I discovered a new apple. New for me anyway. It’s called Pound Sweet (a/k/a Pumpkin Sweet) and it’s actually a very old heritage apple first known in Connecticut in the early 1800s.
I’d never heard of this one, but at Clarkdale Fruit Farm in Deerfield, Massachusetts, where I drove recently to buy my yearly supply of Rhode Island Greening apples for pies (my Connecticut source didn’t have any this year) they pointed them out and so I bought a bagful.
Turns out (as they told me at the farm) that Pound Sweet are not the best eating-out-of-hand apple — they’re mild tasting and not especially tart/acidic — but they are terrific for baking.
So I baked some. They certainly hold their shape very well and don’t become as mushy as some apple varieties. I found that baking them also took slightly longer than the more usual Romes and Cortlands do.
But the result was really good. If you can find a bunch of Pound Sweets, wonderful, but of course this recipe will be fine when made with any baking apple (if you use other varieties, do not cover and bake for the 10 minutes suggested).
Baked Pound Sweet Apples
4 large Pound Sweet baking apples (or use any baking apple)
half a lemon
1/3 cup raisins
1/3 cup dried cranberries
3 tablespoons cinnamon sugar
2 teaspoons coconut oil
1 cup mango juice
Preheat the oven to 375 degrees.

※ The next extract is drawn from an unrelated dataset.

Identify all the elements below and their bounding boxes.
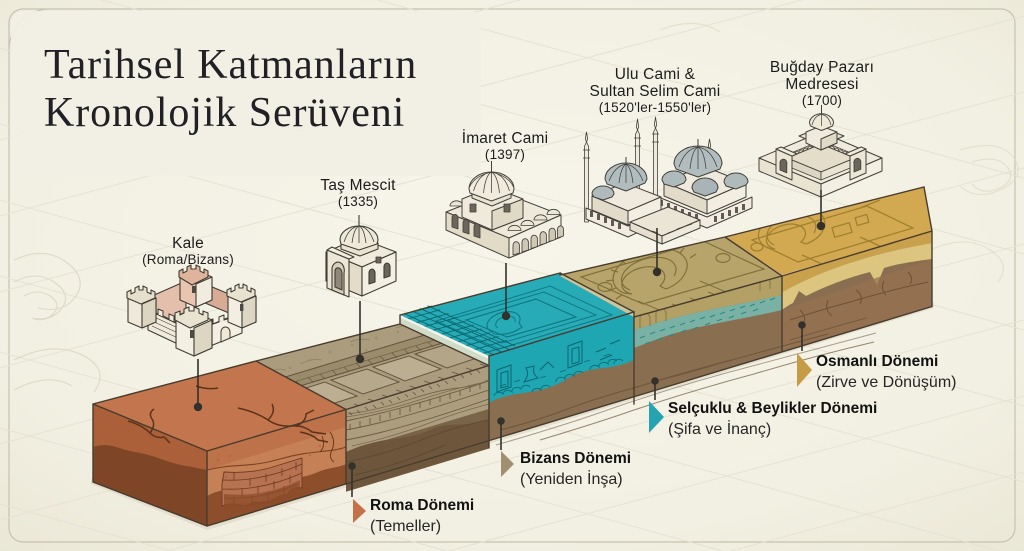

Wash the apples and remove the core with an apple corer or small knife, leaving about 1/2” of the core on the bottom. Peel the apples halfway down from the top and rub the peeled surfaces with the cut side of the lemon. Put the apples in a baking dish. Mix the raisins and cranberries and stuff them into the apple hollows. Sprinkle the apples with the cinnamon sugar. Place 1/2 teaspoon coconut oil on each apple top. Cover the pan with foil and bake for 10 minutes. Remove the cover and bake for another 15 minutes. Pour the juice over the apples. Bake for another 40-45 minutes, basting occasionally with the pan juices, or until the apples are tender. Serve warm or at room temperature.